Of the many, many reasons why Grupo Mexico, the controlling shareholder of the company previously known as Southern Peru Copper (now Southern Copper), believed that Chancellor Leo Strine erred when he awarded more than $2 billion to shareholders in a derivative suit -- and almost $305 million to shareholders' lawyers -- almost all are specific to the Southern Peru litigation. When Grupo Mexico filed an appeal last March, its lawyers at Simpson Thacher & Bartlett argued that Strine improperly excluded testimony from a Goldman Sachs witness familiar with the advice Goldman gave Southern Peru's Special Committee as it evaluated the acquisition of a company called Minera, which was also controlled by Grupo Mexico. Simpson claimed that Strine devised his own valuation method when he came up with a damages award. And it said the judge should never have approved fees to plaintiffs' lawyers at Prickett, Jones & Elliott and Kessler Topaz Kessler & Check that topped $35,000 an hour.
On Monday, to what is no doubt the jubilation of shareholder lawyers across the land, the Delaware Supreme Court said that Strine's fee award can stand. (Ronald Brown of Prickett Jones didn't return my call.) That was just the beginning of the bad news for Grupo Mexico, which was surely distressed that the Supreme Court rejected all of its other arguments as well. The court upheld Strine's judgment in a 110-page ruling that essentially lauds the chancellor for careful and well-explained analysis.

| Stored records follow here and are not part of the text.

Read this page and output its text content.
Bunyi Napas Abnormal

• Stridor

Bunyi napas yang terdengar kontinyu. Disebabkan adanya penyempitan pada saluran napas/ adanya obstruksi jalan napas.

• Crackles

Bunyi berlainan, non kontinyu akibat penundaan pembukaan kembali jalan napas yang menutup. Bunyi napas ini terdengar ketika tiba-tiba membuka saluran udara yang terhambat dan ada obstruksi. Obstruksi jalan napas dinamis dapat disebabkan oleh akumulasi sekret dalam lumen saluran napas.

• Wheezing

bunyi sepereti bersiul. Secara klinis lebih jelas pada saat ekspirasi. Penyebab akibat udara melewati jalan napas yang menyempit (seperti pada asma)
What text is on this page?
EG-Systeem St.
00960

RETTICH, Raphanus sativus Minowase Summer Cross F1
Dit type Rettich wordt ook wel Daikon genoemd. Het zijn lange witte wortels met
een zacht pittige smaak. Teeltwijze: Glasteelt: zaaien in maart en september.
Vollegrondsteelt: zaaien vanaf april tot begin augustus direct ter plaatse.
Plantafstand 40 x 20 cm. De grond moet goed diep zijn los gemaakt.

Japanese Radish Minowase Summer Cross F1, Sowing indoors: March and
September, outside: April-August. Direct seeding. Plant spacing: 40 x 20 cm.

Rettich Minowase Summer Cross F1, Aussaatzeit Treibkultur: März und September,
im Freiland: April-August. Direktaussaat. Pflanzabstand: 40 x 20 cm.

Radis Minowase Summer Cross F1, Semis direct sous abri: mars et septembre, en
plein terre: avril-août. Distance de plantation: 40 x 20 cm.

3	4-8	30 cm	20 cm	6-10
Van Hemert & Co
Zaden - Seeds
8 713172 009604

Why should anyone but Grupo Mexico and plaintiffs' lawyers care? Because deep within the decision is some dicta that could turn out to be significant beyond the bounds of legal fee awards and the specific details of this case. The state Supreme Court said that when it's not clear from pretrial discovery which side bears the burden of proving the fairness or unfairness of a transaction, it's up to the defendants to show it was fair.
That's been a gray area in deals that fall under the entire fairness standard of review, which comes into play when shareholders plausibly allege self-dealing by a controlling shareholder. As the Delaware court explained in the Grupo Mexico ruling, the burden of proof is ordinarily on defendants in an entire fairness case but can be shifted to shareholders under two circumstances. If defendants can show either that the deal was approved by a legitimate, independent board committee or that an informed majority of the minority shareholders voted for it, then shareholders have to show the proposed deal was not fair to minority shareholders.
The defendants in this case argued in a pretrial summary judgment motion that the burden of proof lay on shareholders, since Southern Peru had appointed an independent committee that performed a legitimate analysis of the deal. Strine denied the motion, ruling that he couldn't decide, without hearing the facts that would emerge at trial, where the burden lay. He ultimately ruled that the special committee didn't function effectively enough to shift the burden of proof to shareholders, but he also said that it didn't matter, since the deal was improperly vetted regardless of who had to show what.
In its appellate brief, Grupo Mexico said Strine had effectively "created a new doctrine" that would undermine the use of special committees. If other judges followed Strine's reasoning and refused to give corporations the right to shift the burden under the entire fairness standard, the brief said, businesses wouldn't go to the trouble of using special committees to evaluate deals.
The Delaware Supreme Court disagreed, in a tart reminder to Grupo Mexico that the "modest procedural benefit" of shifting the burden of proof in shareholder litigation shouldn't be the only reason a board appoints independent directors to evaluate a transaction. "This court has repeatedly held that any board process is materially enhanced when the decision is attributable to independent directors," the en banc ruling said. "Accordingly, judicial review for entire fairness of how the transaction was structured, negotiated, disclosed to the directors, and approved by the directors will be significantly influenced by the work product of a properly functioning special committee of independent directors.... Therefore, the proponents of an interested transaction will continue to be incentivized to put a fair dealing process in place that promotes judicial confidence in the entire fairness of the transaction price."
But just to remove any uncertainty that might result from cases like this, in which the burden of proof is too fact-intensive to be decided on summary judgment motions, the Supreme Court said defendants should assume the worst. "We hold prospectively that, if the record does not permit a pretrial determination that the defendants are entitled to a burden shift, the burden of persuasion will remain with the defendants throughout the trial to demonstrate the entire fairness of the interested transaction," the decision said.
In other words, unless there's a pretrial ruling to the contrary, defendants must show the transaction was fair to minority shareholders, regardless of whether an independent committee oversaw the deal. And if you're a defendant who might have preferred uncertainty to the surety that you're stuck with the burden of proof, take it up with Grupo Mexico.